Many PCC’s are the beneficiary of trust fund income. This can arise from a variety of sources including legacies, gifts or the sale of an asset. The income generated can range from a few £’s per year to thousands of £’s. All PCC’s are pleased to receive the additional income, but fewer are aware of their responsibility as managing trustee or the options available to them should they want to access the capital of the trust.
We’ve listed below the common questions that we’re asked about trusts. If your PCC has a trust, but you don’t really know what that means, we’d encourage you to work through these pages.
When a PCC is the beneficiary of a bequest (an endowment) for a specific purpose a ‘trust’ is created. PCC trusts most often arise where a church receives a legacy from a parishioner.
Trusts fall into two categories; permanent endowments and expendable endowments. An expendable endowment is a gift or legacy which can be spent completely. A permanent endowment is a gift or legacy where only the income (deposit interest, dividends or rent) can be spent. The capital, usually cash or shares, must remain untouched to provide an income for future generations.
When a trust is created, the beneficiary appoints trustees. In the case of church trusts, this is most often either the PCC or the ‘Vicar and churchwarden(s)’. The trustees manage the assets of the trust, and ensure that the original benefactors wishes are followed. In Hereford Diocese, the majority of PCC trusts relate to the upkeep of graves, churches, churchyards, bells and organs.
Hereford Diocese Board of Finance (HDBF) is, in most cases the ‘Custodian Trustee’ of church trusts. Church law stipulates that all permanent endowments must be vested with the Diocesan Board of Finance (as custodian trustee), with the PCC or Vicar & churchwardens being the ‘managing trustee’.
The following summarises the main differences between a Custodian trustee (the Diocese) and managing trustees (normally a PCC):
- Has no power to make management decisions
- Must act on the lawful instruction of the Managing Trustee unless a breach of trust has been identified
- Legally the registered owner of the asset(s) of the Trust but not the beneficial owner
- Custodian of the documents - all legal paperwork associated with the assets.
- Must make all documents freely available to the Managing Trustees
- Must ensure that there is no breach of trust by the Managing Trustees
- Can charge the managing trustees for its administration services (no charge is made by HDBF to PCCs for this service)
- Must apply the Trust income (and capital if expendable) according to the donor's wishes/stipulations
- Should understand the history of the Trust and any restrictions placed on income/capital (ideally should have a copy of the relevant will/documentation)
- Must manage the Trust efficiently
- Must invest the Trust assets prudently and in the best interests of the beneficiaries (so Trustees should avoid investing in high risk shares or poor yielding cash deposit accounts)

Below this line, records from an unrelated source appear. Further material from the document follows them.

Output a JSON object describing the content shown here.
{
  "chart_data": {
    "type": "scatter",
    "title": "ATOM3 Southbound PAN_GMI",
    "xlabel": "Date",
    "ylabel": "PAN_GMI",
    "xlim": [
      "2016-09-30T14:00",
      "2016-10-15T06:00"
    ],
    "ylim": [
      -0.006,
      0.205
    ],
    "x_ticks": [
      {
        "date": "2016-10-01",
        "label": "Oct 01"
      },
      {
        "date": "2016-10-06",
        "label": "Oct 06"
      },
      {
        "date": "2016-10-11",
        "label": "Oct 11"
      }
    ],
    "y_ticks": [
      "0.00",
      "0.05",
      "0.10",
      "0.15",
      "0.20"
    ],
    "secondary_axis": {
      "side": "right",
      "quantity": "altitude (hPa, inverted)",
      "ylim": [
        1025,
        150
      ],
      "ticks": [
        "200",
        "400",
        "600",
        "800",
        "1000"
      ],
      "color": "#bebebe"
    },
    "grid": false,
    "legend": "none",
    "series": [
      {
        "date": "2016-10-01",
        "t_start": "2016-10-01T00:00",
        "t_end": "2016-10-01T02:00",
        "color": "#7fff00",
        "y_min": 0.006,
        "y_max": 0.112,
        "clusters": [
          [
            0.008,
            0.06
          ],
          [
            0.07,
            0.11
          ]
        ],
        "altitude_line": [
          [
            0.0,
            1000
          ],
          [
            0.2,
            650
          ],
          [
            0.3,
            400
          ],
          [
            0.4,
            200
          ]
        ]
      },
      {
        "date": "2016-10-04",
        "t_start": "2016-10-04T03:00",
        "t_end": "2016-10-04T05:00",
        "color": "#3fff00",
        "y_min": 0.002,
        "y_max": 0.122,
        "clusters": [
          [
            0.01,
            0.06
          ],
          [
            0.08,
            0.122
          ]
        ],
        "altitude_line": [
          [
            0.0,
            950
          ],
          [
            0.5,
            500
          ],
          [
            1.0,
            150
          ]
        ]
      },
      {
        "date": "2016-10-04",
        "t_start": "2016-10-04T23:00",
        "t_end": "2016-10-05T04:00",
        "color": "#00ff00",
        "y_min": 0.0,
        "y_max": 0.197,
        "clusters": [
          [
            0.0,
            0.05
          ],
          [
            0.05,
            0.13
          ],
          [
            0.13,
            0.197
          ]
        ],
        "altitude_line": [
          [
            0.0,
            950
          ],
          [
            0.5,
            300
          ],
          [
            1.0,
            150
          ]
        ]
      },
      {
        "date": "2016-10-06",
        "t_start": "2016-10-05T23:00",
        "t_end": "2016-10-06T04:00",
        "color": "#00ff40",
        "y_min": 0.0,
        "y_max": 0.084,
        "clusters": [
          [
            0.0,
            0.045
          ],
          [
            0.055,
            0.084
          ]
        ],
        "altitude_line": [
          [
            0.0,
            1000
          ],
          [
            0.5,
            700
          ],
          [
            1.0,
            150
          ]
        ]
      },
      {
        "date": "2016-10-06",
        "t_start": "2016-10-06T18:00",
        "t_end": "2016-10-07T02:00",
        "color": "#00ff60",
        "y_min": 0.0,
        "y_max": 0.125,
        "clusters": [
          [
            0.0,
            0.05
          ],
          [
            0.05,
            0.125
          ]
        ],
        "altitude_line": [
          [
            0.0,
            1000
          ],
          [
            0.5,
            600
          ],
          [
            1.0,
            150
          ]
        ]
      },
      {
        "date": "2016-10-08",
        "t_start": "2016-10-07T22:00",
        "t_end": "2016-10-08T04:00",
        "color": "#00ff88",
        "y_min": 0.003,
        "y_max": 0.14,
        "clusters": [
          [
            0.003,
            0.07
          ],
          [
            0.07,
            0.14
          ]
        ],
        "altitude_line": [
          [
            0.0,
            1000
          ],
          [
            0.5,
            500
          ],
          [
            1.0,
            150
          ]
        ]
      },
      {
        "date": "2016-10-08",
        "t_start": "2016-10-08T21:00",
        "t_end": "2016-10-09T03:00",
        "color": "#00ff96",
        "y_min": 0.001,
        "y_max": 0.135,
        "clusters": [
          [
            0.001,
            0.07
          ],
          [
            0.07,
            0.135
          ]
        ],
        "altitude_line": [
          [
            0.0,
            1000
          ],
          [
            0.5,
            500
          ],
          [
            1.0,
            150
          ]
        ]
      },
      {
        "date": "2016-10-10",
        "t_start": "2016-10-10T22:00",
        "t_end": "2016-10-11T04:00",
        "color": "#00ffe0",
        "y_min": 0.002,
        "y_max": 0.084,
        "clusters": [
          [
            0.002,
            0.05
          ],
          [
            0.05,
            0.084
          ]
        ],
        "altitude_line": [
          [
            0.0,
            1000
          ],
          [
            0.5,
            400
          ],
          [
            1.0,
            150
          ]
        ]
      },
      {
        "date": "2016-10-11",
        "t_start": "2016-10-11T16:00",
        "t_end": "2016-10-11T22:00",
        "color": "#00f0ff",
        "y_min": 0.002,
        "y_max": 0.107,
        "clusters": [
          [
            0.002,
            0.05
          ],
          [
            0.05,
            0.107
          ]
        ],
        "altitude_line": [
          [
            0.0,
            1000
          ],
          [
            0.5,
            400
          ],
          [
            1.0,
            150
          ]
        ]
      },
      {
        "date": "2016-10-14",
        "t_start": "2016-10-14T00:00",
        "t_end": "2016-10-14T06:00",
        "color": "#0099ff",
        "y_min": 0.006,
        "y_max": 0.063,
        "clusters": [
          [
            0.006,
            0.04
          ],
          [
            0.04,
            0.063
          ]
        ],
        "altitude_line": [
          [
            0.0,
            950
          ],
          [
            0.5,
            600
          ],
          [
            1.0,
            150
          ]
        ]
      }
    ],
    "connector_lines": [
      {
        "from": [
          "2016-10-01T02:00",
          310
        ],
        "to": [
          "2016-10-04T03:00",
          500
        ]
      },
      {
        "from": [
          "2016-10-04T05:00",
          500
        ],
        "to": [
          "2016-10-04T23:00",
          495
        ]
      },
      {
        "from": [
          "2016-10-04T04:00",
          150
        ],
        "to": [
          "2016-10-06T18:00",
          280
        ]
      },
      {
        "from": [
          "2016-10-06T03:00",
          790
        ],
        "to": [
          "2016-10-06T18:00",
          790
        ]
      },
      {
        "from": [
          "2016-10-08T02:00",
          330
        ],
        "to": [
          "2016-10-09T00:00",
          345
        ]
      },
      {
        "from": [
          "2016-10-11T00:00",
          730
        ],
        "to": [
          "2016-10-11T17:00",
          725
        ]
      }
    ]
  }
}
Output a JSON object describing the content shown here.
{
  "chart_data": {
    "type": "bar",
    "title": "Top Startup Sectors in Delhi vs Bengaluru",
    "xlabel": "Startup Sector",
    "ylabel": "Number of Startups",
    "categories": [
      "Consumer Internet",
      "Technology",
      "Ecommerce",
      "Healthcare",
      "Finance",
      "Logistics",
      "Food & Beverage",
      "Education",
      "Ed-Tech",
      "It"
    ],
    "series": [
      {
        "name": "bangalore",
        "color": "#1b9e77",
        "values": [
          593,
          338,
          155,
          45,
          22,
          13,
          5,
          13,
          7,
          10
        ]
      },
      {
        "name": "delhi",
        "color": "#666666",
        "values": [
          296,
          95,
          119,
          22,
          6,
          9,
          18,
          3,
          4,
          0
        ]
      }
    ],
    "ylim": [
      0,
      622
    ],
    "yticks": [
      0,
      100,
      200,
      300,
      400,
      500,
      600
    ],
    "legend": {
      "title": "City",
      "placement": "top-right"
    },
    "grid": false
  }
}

- Maintains accounting records for all trust income, expenditure and assets
Many of our PCCs have trusts which generate a very small amount of income each year. These PCCs may wish to consider whether it might be more effective to spend the capital of the trust as well as the income. The Charity Commission will allow a PCC to do this, provided that the following criteria are met:
- The annual income of the trust is under £1,000* or
- The whole of the trust fund value is valued at less than £10,000
- The trustees believe that the purposes of the fund could be carried out more effectively if the capital were to be spent
We’ve put together a guidance sheet that takes you through the steps that you need to take if your PCC is considering spending a permanent endowment.
The following resolution templates can be found as follows (please note that the guidance should be read prior to using these templates):
- PCC resolution for removing permanent endowment restriction - capital value under £10,000
- PCC resolution for removing permanent endowment restriction - capital value over £10,000
- PCC resolution to combine two charitable Trust Funds
*The Diocese expects PCCs to invest trust fund assets in the best interests of the beneficiaries. If a trust fund is valued at over £35,000, it would normally be generating more than £1,000 of income. If the income is lower, the trustees should consider changing the investment strategy before seeking to spend the permanent endowment.
PCC accounts should reflect each trust fund for which they (or the vicar and churchwarden’s) are managing trustee.
The income from the trust will be for a restricted purpose and should therefore be shown under a restricted fund heading. Any related expenditure should also be shown under the restricted fund heading. PCC’s should seek to set expenditure against restricted funds wherever possible. For example, if a churchyard trust allows for ‘maintenance of the churchyard’, any costs that relate to churchyard maintenance should be set against that fund first.
The statement of assets and liabilities in the PCC accounts should show the value of the trust fund assets. This would normally be a deposit account or a shareholding. Where the Diocese is the Custodian Trustee, statements will be e-mailed to each PCC showing the value of the trust assets at the year end.
The notes to the accounts should include details of each separate trust fund explaining when the gift was given, who by, the value of the original gift and any restrictions on use of income and capital.